What this is, and what it is not

This is a record of when people in Florida found Tradescantia ohiensis in flower, not a forecast. It is computed only from observations made in Florida, so it is not the species’ global average dragged onto a map: the same plant flowers on different dates in different places, and that is the entire point of the page.
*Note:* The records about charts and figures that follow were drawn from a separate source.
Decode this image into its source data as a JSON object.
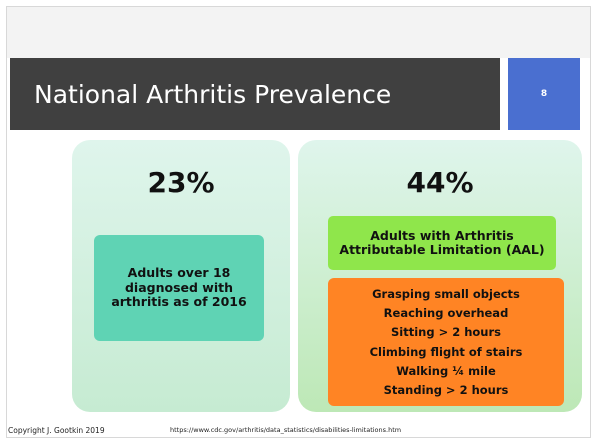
{
  "header": {
    "title": "National Arthritis Prevalence",
    "page_number": "8"
  },
  "left": {
    "stat": "23%",
    "description": "Adults over 18 diagnosed with arthritis as of 2016"
  },
  "right": {
    "stat": "44%",
    "heading": "Adults with Arthritis Attributable Limitation (AAL)",
    "items": [
      "Grasping small objects",
      "Reaching overhead",
      "Sitting > 2 hours",
      "Climbing flight of stairs",
      "Walking ¼ mile",
      "Standing > 2 hours"
    ]
  },
  "footer": {
    "copyright": "Copyright J. Gootkin 2019",
    "source": "https://www.cdc.gov/arthritis/data_statistics/disabilities-limitations.htm"
  }
}
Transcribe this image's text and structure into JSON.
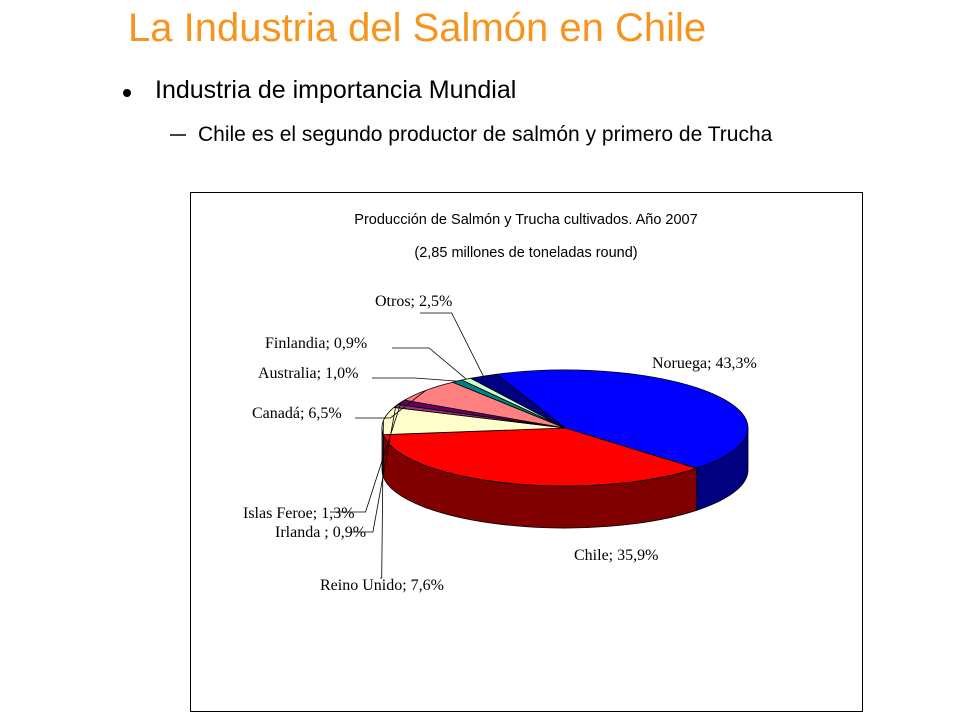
{
  "slide": {
    "title": "La Industria del Salmón en Chile",
    "bullets": [
      {
        "text": "Industria de importancia Mundial",
        "sub": [
          "Chile es el segundo productor de salmón y primero de Trucha"
        ]
      }
    ]
  },
  "chart_data": {
    "type": "pie",
    "title": "Producción de Salmón y Trucha cultivados. Año 2007",
    "subtitle": "(2,85 millones de toneladas round)",
    "values": [
      43.3,
      35.9,
      7.6,
      0.9,
      1.3,
      6.5,
      1.0,
      0.9,
      2.5
    ],
    "value_labels": [
      "Noruega; 43,3%",
      "Chile; 35,9%",
      "Reino Unido; 7,6%",
      "Irlanda ; 0,9%",
      "Islas Feroe; 1,3%",
      "Canadá; 6,5%",
      "Australia; 1,0%",
      "Finlandia; 0,9%",
      "Otros; 2,5%"
    ],
    "colors": [
      "#0000ff",
      "#ff0000",
      "#ffffcc",
      "#993366",
      "#660066",
      "#ff8080",
      "#008080",
      "#ccffcc",
      "#000080"
    ]
  }
}
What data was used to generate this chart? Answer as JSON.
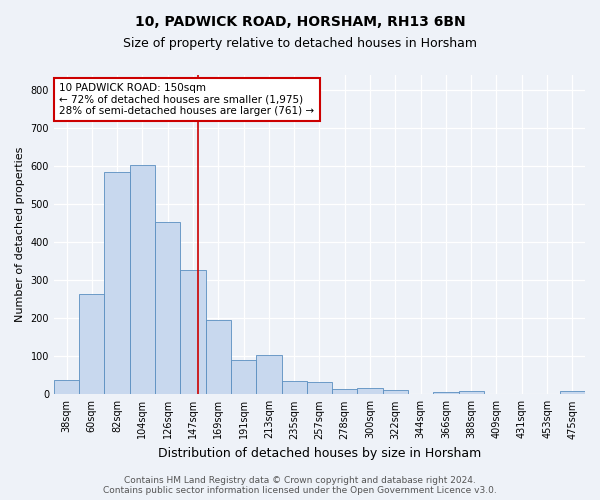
{
  "title": "10, PADWICK ROAD, HORSHAM, RH13 6BN",
  "subtitle": "Size of property relative to detached houses in Horsham",
  "xlabel": "Distribution of detached houses by size in Horsham",
  "ylabel": "Number of detached properties",
  "categories": [
    "38sqm",
    "60sqm",
    "82sqm",
    "104sqm",
    "126sqm",
    "147sqm",
    "169sqm",
    "191sqm",
    "213sqm",
    "235sqm",
    "257sqm",
    "278sqm",
    "300sqm",
    "322sqm",
    "344sqm",
    "366sqm",
    "388sqm",
    "409sqm",
    "431sqm",
    "453sqm",
    "475sqm"
  ],
  "values": [
    37,
    265,
    585,
    603,
    453,
    328,
    196,
    91,
    103,
    36,
    32,
    14,
    16,
    11,
    0,
    5,
    8,
    0,
    0,
    0,
    8
  ],
  "bar_color": "#c8d8ee",
  "bar_edge_color": "#5a8ec0",
  "vline_x_index": 5,
  "vline_color": "#cc0000",
  "annotation_lines": [
    "10 PADWICK ROAD: 150sqm",
    "← 72% of detached houses are smaller (1,975)",
    "28% of semi-detached houses are larger (761) →"
  ],
  "ylim": [
    0,
    840
  ],
  "yticks": [
    0,
    100,
    200,
    300,
    400,
    500,
    600,
    700,
    800
  ],
  "background_color": "#eef2f8",
  "grid_color": "#ffffff",
  "footer_line1": "Contains HM Land Registry data © Crown copyright and database right 2024.",
  "footer_line2": "Contains public sector information licensed under the Open Government Licence v3.0.",
  "title_fontsize": 10,
  "subtitle_fontsize": 9,
  "xlabel_fontsize": 9,
  "ylabel_fontsize": 8,
  "tick_fontsize": 7,
  "annotation_fontsize": 7.5,
  "footer_fontsize": 6.5
}
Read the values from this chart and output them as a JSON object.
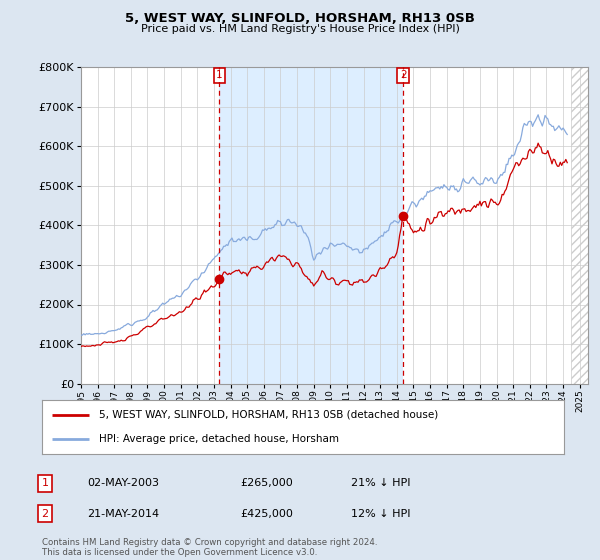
{
  "title": "5, WEST WAY, SLINFOLD, HORSHAM, RH13 0SB",
  "subtitle": "Price paid vs. HM Land Registry's House Price Index (HPI)",
  "legend_line1": "5, WEST WAY, SLINFOLD, HORSHAM, RH13 0SB (detached house)",
  "legend_line2": "HPI: Average price, detached house, Horsham",
  "transaction1_label": "1",
  "transaction1_date": "02-MAY-2003",
  "transaction1_price": "£265,000",
  "transaction1_hpi": "21% ↓ HPI",
  "transaction1_year": 2003.33,
  "transaction2_label": "2",
  "transaction2_date": "21-MAY-2014",
  "transaction2_price": "£425,000",
  "transaction2_hpi": "12% ↓ HPI",
  "transaction2_year": 2014.38,
  "footer": "Contains HM Land Registry data © Crown copyright and database right 2024.\nThis data is licensed under the Open Government Licence v3.0.",
  "ylim": [
    0,
    800000
  ],
  "xlim_min": 1995.0,
  "xlim_max": 2025.5,
  "data_end": 2024.5,
  "price_color": "#cc0000",
  "hpi_color": "#88aadd",
  "background_color": "#dce6f1",
  "plot_bg_color": "#ffffff",
  "shade_color": "#ddeeff",
  "grid_color": "#cccccc",
  "hatch_color": "#cccccc"
}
It will not tell you what your particular plant will do this year. Bloom time moves with the season, with altitude, and with the weather, and a warm February pulls everything forward. We publish the distribution and the sample size, and we refuse to draw a month that too few people examined.

The plant

Sourcesevery claim on this page

  1. GBIF (iNaturalist Research-grade Observations). Dated flowering annotations in Florida. Every record achieved iNaturalist quality grade Research, which is applied upstream at export. 10.15468/dl.wt38fd. Retrieved 2026-07-14.
  2. World Flora Online Plant List. The accepted name. CC0. Retrieved 2026-07-12.